The process has a wide variety of uses, which are discussed in more detail here, but one of its most important and widely-recognised applicatons is in the field of forensic science. The various ways in which gas chromatography is used in forensics are outlined below.

Forensic Pathology

Since gas chromatography is useful in identifying the individual elements and molecules present in a compound, it has been applied in forensic pathology to determine which fluids and compounds are present inside a human body after death. This is vital in determining whether or the person was intoxicated either from alcohol or drug abuse at the time of death, or indeed whether there is any poison or other harmful substance present in their body. Of course, this is imperative knowledge to determining cause of death and possible motive and culprit in the case of foul play.

Crime Scene Testing

Gas chromatography can also be used to test samples found at a crime scene, whether these be blood samples or fibre samples from clothing or other materials.
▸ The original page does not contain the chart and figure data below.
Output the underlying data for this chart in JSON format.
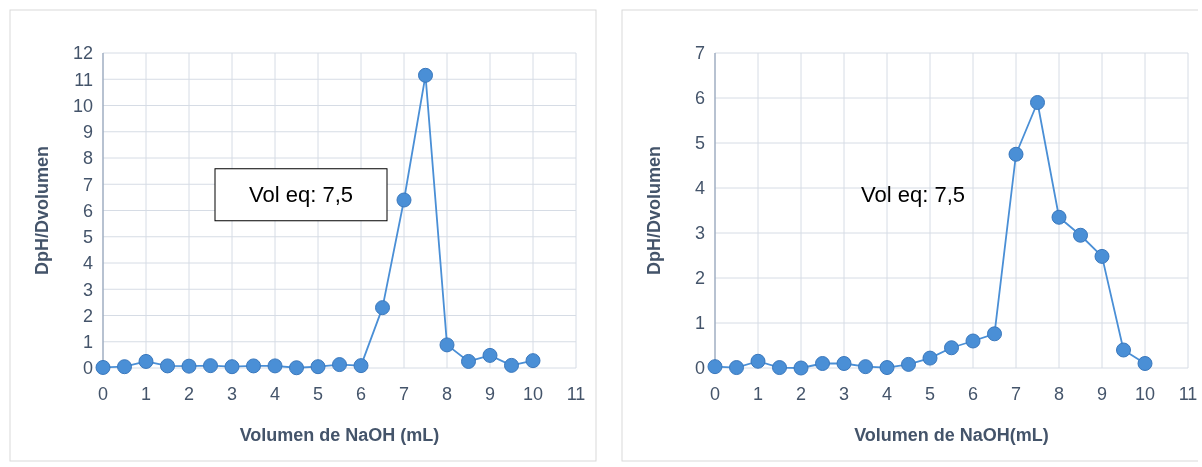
{
  "chart_data": [
    {
      "type": "line",
      "xlabel": "Volumen de NaOH (mL)",
      "ylabel": "DpH/Dvolumen",
      "annotations": [
        "Vol eq: 7,5"
      ],
      "x": [
        0,
        0.5,
        1,
        1.5,
        2,
        2.5,
        3,
        3.5,
        4,
        4.5,
        5,
        5.5,
        6,
        6.5,
        7,
        7.5,
        8,
        8.5,
        9,
        9.5,
        10
      ],
      "series": [
        {
          "color": "#4a8fd6",
          "values": [
            0.02,
            0.05,
            0.25,
            0.08,
            0.07,
            0.09,
            0.05,
            0.08,
            0.08,
            0.01,
            0.05,
            0.13,
            0.09,
            2.3,
            6.4,
            11.15,
            0.88,
            0.25,
            0.48,
            0.1,
            0.28
          ]
        }
      ],
      "xlim": [
        0,
        11
      ],
      "xticks": [
        0,
        1,
        2,
        3,
        4,
        5,
        6,
        7,
        8,
        9,
        10,
        11
      ],
      "ylim": [
        0,
        12
      ],
      "yticks": [
        0,
        1,
        2,
        3,
        4,
        5,
        6,
        7,
        8,
        9,
        10,
        11,
        12
      ],
      "grid": true,
      "marker": "circle",
      "line_style": "solid"
    },
    {
      "type": "line",
      "xlabel": "Volumen de NaOH(mL)",
      "ylabel": "DpH/Dvolumen",
      "annotations": [
        "Vol eq: 7,5"
      ],
      "x": [
        0,
        0.5,
        1,
        1.5,
        2,
        2.5,
        3,
        3.5,
        4,
        4.5,
        5,
        5.5,
        6,
        6.5,
        7,
        7.5,
        8,
        8.5,
        9,
        9.5,
        10
      ],
      "series": [
        {
          "color": "#4a8fd6",
          "values": [
            0.03,
            0.01,
            0.15,
            0.01,
            0,
            0.1,
            0.1,
            0.03,
            0.01,
            0.08,
            0.22,
            0.45,
            0.6,
            0.76,
            4.75,
            5.9,
            3.35,
            2.95,
            2.48,
            0.4,
            0.1
          ]
        }
      ],
      "xlim": [
        0,
        11
      ],
      "xticks": [
        0,
        1,
        2,
        3,
        4,
        5,
        6,
        7,
        8,
        9,
        10,
        11
      ],
      "ylim": [
        0,
        7
      ],
      "yticks": [
        0,
        1,
        2,
        3,
        4,
        5,
        6,
        7
      ],
      "grid": true,
      "marker": "circle",
      "line_style": "solid"
    }
  ]
}
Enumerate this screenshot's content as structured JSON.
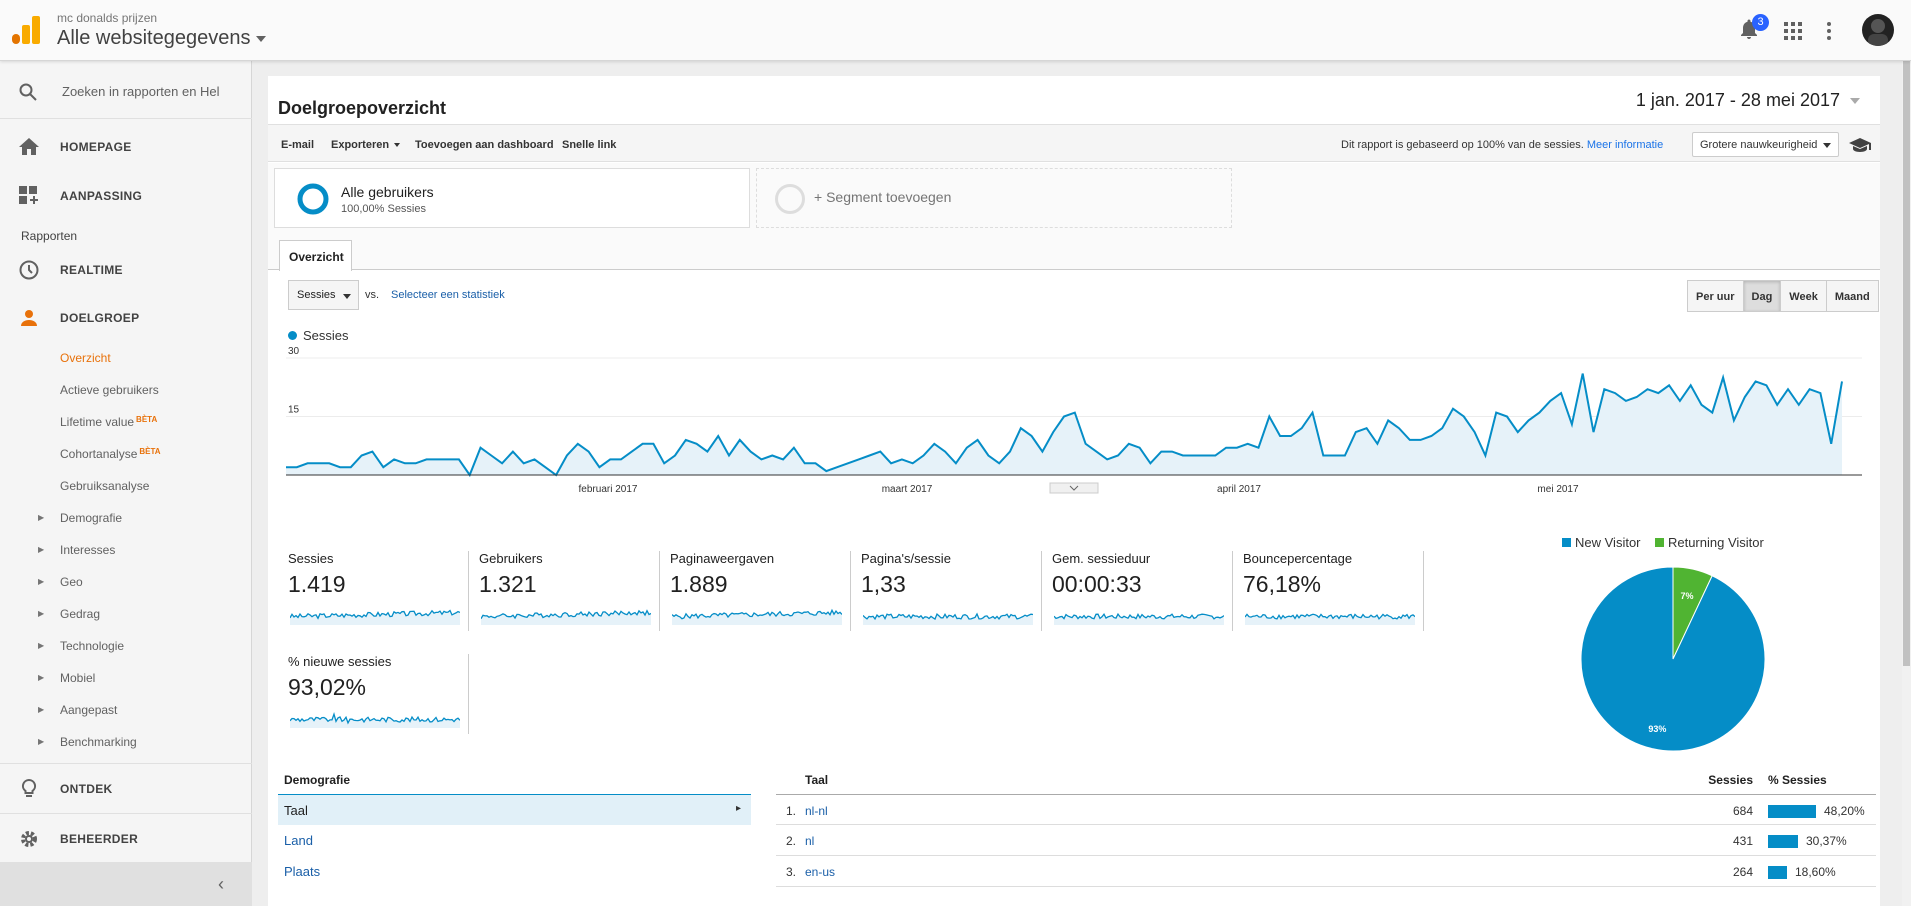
{
  "header": {
    "account_name": "mc donalds prijzen",
    "property_name": "Alle websitegegevens",
    "notification_count": "3",
    "icons": [
      "analytics-logo-icon",
      "bell-icon",
      "apps-grid-icon",
      "more-vert-icon",
      "avatar"
    ]
  },
  "sidebar": {
    "search_placeholder": "Zoeken in rapporten en Hel",
    "main_items": [
      {
        "label": "HOMEPAGE",
        "icon": "home-icon"
      },
      {
        "label": "AANPASSING",
        "icon": "dashboard-icon"
      }
    ],
    "reports_heading": "Rapporten",
    "realtime_label": "REALTIME",
    "audience_label": "DOELGROEP",
    "audience_subitems": [
      {
        "label": "Overzicht",
        "active": true
      },
      {
        "label": "Actieve gebruikers"
      },
      {
        "label": "Lifetime value",
        "beta": "BÈTA"
      },
      {
        "label": "Cohortanalyse",
        "beta": "BÈTA"
      },
      {
        "label": "Gebruiksanalyse"
      }
    ],
    "expandable_items": [
      "Demografie",
      "Interesses",
      "Geo",
      "Gedrag",
      "Technologie",
      "Mobiel",
      "Aangepast",
      "Benchmarking"
    ],
    "discover_label": "ONTDEK",
    "admin_label": "BEHEERDER"
  },
  "report": {
    "title": "Doelgroepoverzicht",
    "date_range": "1 jan. 2017 - 28 mei 2017",
    "toolbar": {
      "email": "E-mail",
      "export": "Exporteren",
      "add_dashboard": "Toevoegen aan dashboard",
      "shortlink": "Snelle link",
      "sample_note": "Dit rapport is gebaseerd op 100% van de sessies.",
      "more_info": "Meer informatie",
      "precision": "Grotere nauwkeurigheid"
    },
    "segment": {
      "name": "Alle gebruikers",
      "sub": "100,00% Sessies",
      "add": "+ Segment toevoegen"
    },
    "tab": "Overzicht",
    "metric_select": "Sessies",
    "vs": "vs.",
    "compare": "Selecteer een statistiek",
    "granularity": [
      "Per uur",
      "Dag",
      "Week",
      "Maand"
    ],
    "active_granularity": "Dag",
    "chart_legend": "Sessies"
  },
  "chart_data": {
    "type": "area",
    "series": [
      {
        "name": "Sessies",
        "values": [
          2,
          2,
          3,
          3,
          3,
          2,
          2,
          5,
          6,
          2,
          4,
          3,
          3,
          4,
          4,
          4,
          4,
          0,
          7,
          5,
          3,
          6,
          3,
          4,
          2,
          0,
          5,
          8,
          6,
          2,
          4,
          4,
          6,
          8,
          8,
          3,
          5,
          9,
          8,
          6,
          10,
          5,
          9,
          6,
          4,
          5,
          4,
          7,
          3,
          3,
          1,
          2,
          3,
          4,
          5,
          6,
          3,
          4,
          3,
          5,
          8,
          6,
          3,
          7,
          9,
          5,
          3,
          6,
          12,
          10,
          6,
          11,
          15,
          16,
          8,
          6,
          4,
          5,
          8,
          7,
          3,
          6,
          6,
          5,
          5,
          5,
          5,
          7,
          7,
          8,
          7,
          15,
          10,
          10,
          12,
          16,
          5,
          5,
          5,
          11,
          12,
          8,
          14,
          12,
          9,
          9,
          10,
          12,
          17,
          15,
          11,
          5,
          16,
          15,
          11,
          14,
          16,
          19,
          21,
          13,
          26,
          11,
          22,
          21,
          19,
          20,
          22,
          21,
          23,
          19,
          23,
          18,
          16,
          25,
          14,
          20,
          24,
          23,
          18,
          22,
          18,
          22,
          21,
          8,
          24
        ]
      }
    ],
    "x_tick_labels": [
      "februari 2017",
      "maart 2017",
      "april 2017",
      "mei 2017"
    ],
    "y_tick_labels": [
      "15",
      "30"
    ],
    "ylim": [
      0,
      30
    ],
    "color": "#058dc7"
  },
  "metrics": [
    {
      "label": "Sessies",
      "value": "1.419"
    },
    {
      "label": "Gebruikers",
      "value": "1.321"
    },
    {
      "label": "Paginaweergaven",
      "value": "1.889"
    },
    {
      "label": "Pagina's/sessie",
      "value": "1,33"
    },
    {
      "label": "Gem. sessieduur",
      "value": "00:00:33"
    },
    {
      "label": "Bouncepercentage",
      "value": "76,18%"
    },
    {
      "label": "% nieuwe sessies",
      "value": "93,02%"
    }
  ],
  "pie": {
    "type": "pie",
    "legend": [
      {
        "label": "New Visitor",
        "color": "#058dc7",
        "pct": 93,
        "label_text": "93%"
      },
      {
        "label": "Returning Visitor",
        "color": "#50b432",
        "pct": 7,
        "label_text": "7%"
      }
    ]
  },
  "demographics": {
    "heading": "Demografie",
    "items": [
      "Taal",
      "Land",
      "Plaats"
    ],
    "selected": "Taal"
  },
  "table": {
    "col_key": "Taal",
    "col_sessions": "Sessies",
    "col_pct": "% Sessies",
    "rows": [
      {
        "idx": "1.",
        "key": "nl-nl",
        "sessions": "684",
        "pct": "48,20%",
        "pct_value": 48.2
      },
      {
        "idx": "2.",
        "key": "nl",
        "sessions": "431",
        "pct": "30,37%",
        "pct_value": 30.37
      },
      {
        "idx": "3.",
        "key": "en-us",
        "sessions": "264",
        "pct": "18,60%",
        "pct_value": 18.6
      }
    ]
  }
}
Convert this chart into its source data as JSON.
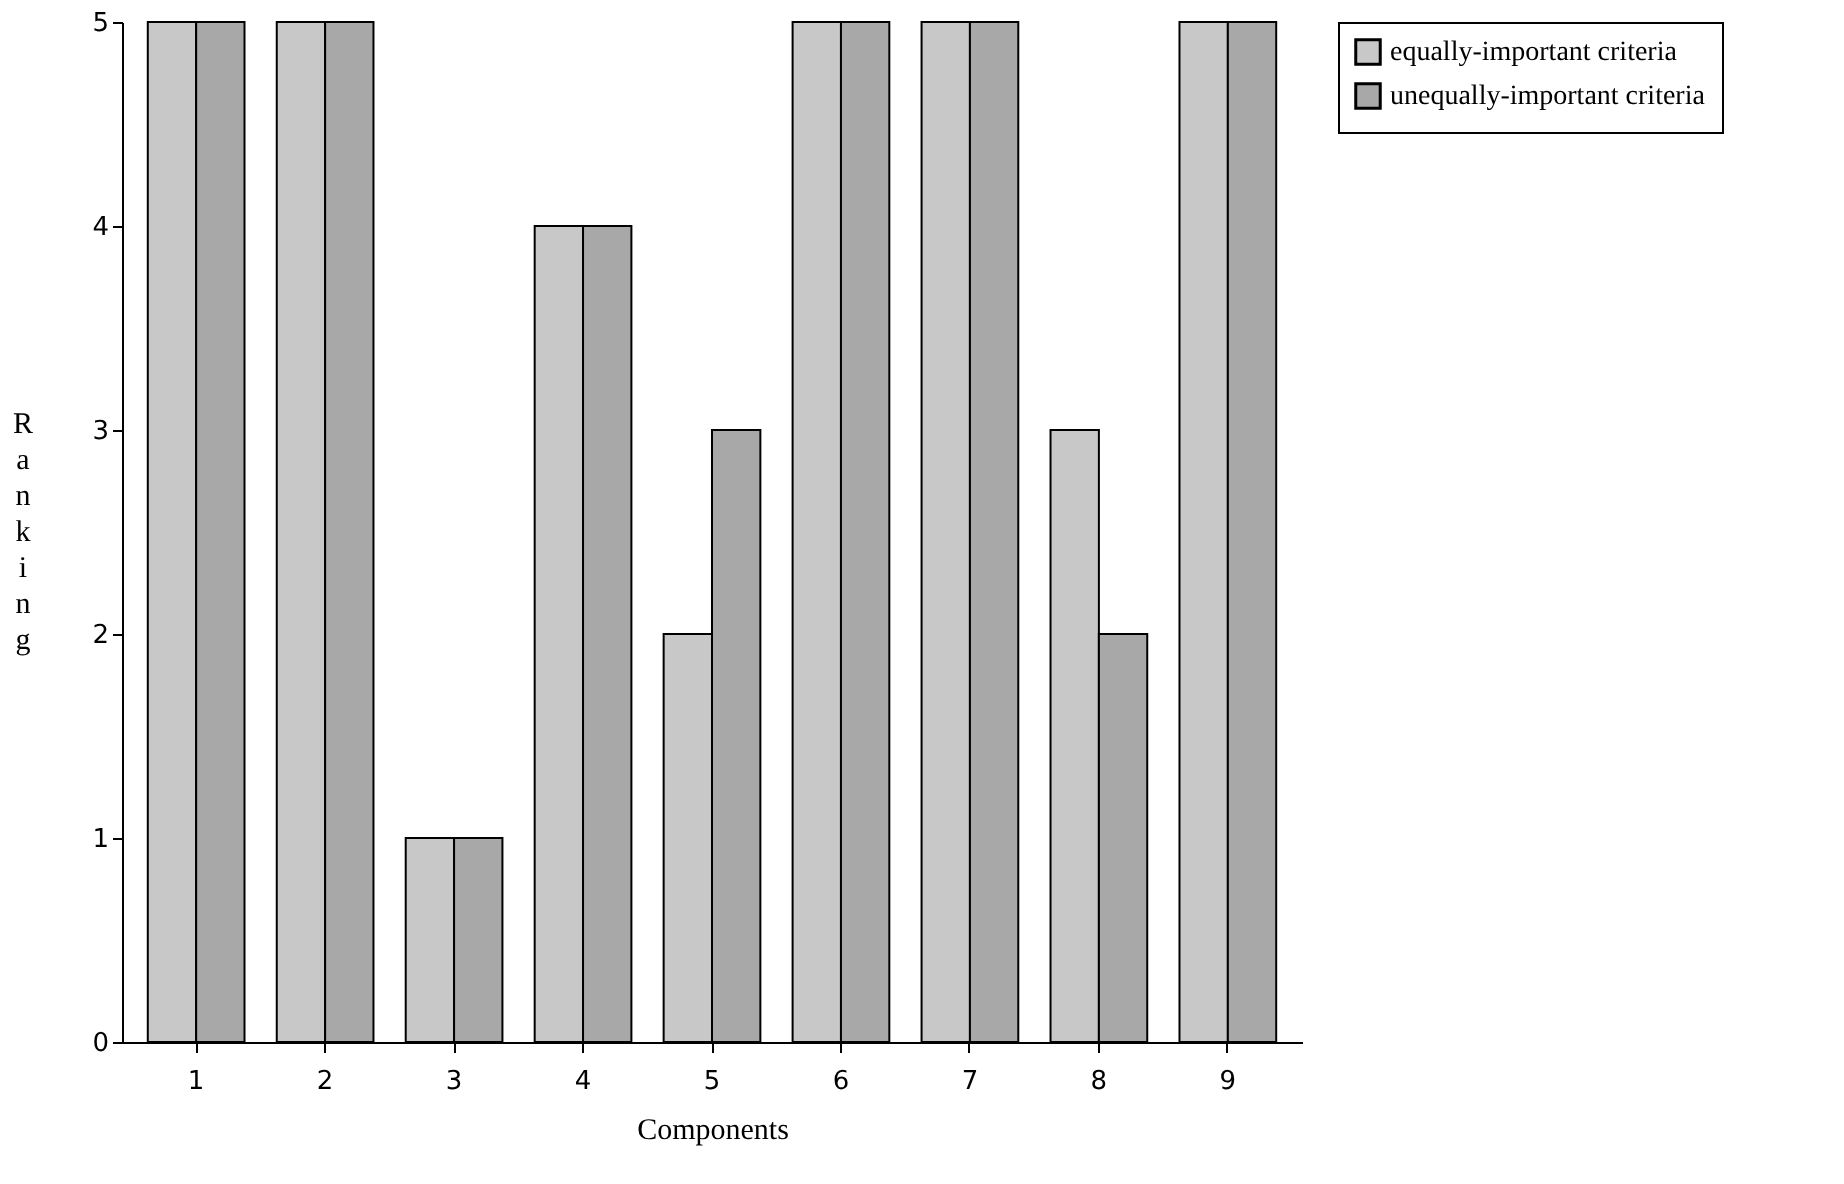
{
  "chart_data": {
    "type": "bar",
    "xlabel": "Components",
    "ylabel": "Ranking",
    "categories": [
      "1",
      "2",
      "3",
      "4",
      "5",
      "6",
      "7",
      "8",
      "9"
    ],
    "series": [
      {
        "name": "equally-important criteria",
        "color": "#c8c8c8",
        "values": [
          5,
          5,
          1,
          4,
          2,
          5,
          5,
          3,
          5
        ]
      },
      {
        "name": "unequally-important criteria",
        "color": "#a8a8a8",
        "values": [
          5,
          5,
          1,
          4,
          3,
          5,
          5,
          2,
          5
        ]
      }
    ],
    "ylim": [
      0,
      5
    ],
    "yticks": [
      0,
      1,
      2,
      3,
      4,
      5
    ],
    "grid": false,
    "legend": "right"
  }
}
This allows scientists to pinpoint exactly what (and perhaps who) was present at the scene of the crime, and may even allow them to develop theories on where the suspect (or victim) had been before, depending on the variety of material found. Gas chromatography is incredibly useful here, since it can accurately identify substances with no error margin – which, in court, is understandably imperative.

Arson Investigation

The US Fire Administration believes that arson is the biggest cause of fires in the US, and the second biggest cause of death and injuries, and as such, arson investigation in forensic science is a very important discipline. Because fires are most often started using a cocktail of hundreds of different compounds and components, and these vary in terms of strength and concentration, it can be hard to determine what exactly started the fire. This problem is exacerbated by the fact that many compounds are dissolved during the fire, altering the makeup of the original incendiary.

However, a 2007 report by Yao Lu and Peter B. Harrington named “Forensic Application of Gas Chromatography-Differential Mobility Spectrometry with Two-Way Classification of Ignitable Liquids from Fire Debris” argues that gas chromatography can be a low-cost alternative of detecting flammable liquids, on-site. After testing a selection of flammable liquids, readily available to the public, they concluded that an incorporation of differential mobility spectrometry into gas chromatography (or, more simply, GC-DMS) yielded better, more detailed and more accurate results. Since then, such uses of gas chromatography have become well-recognised and widely accepted in the forensic studies fields.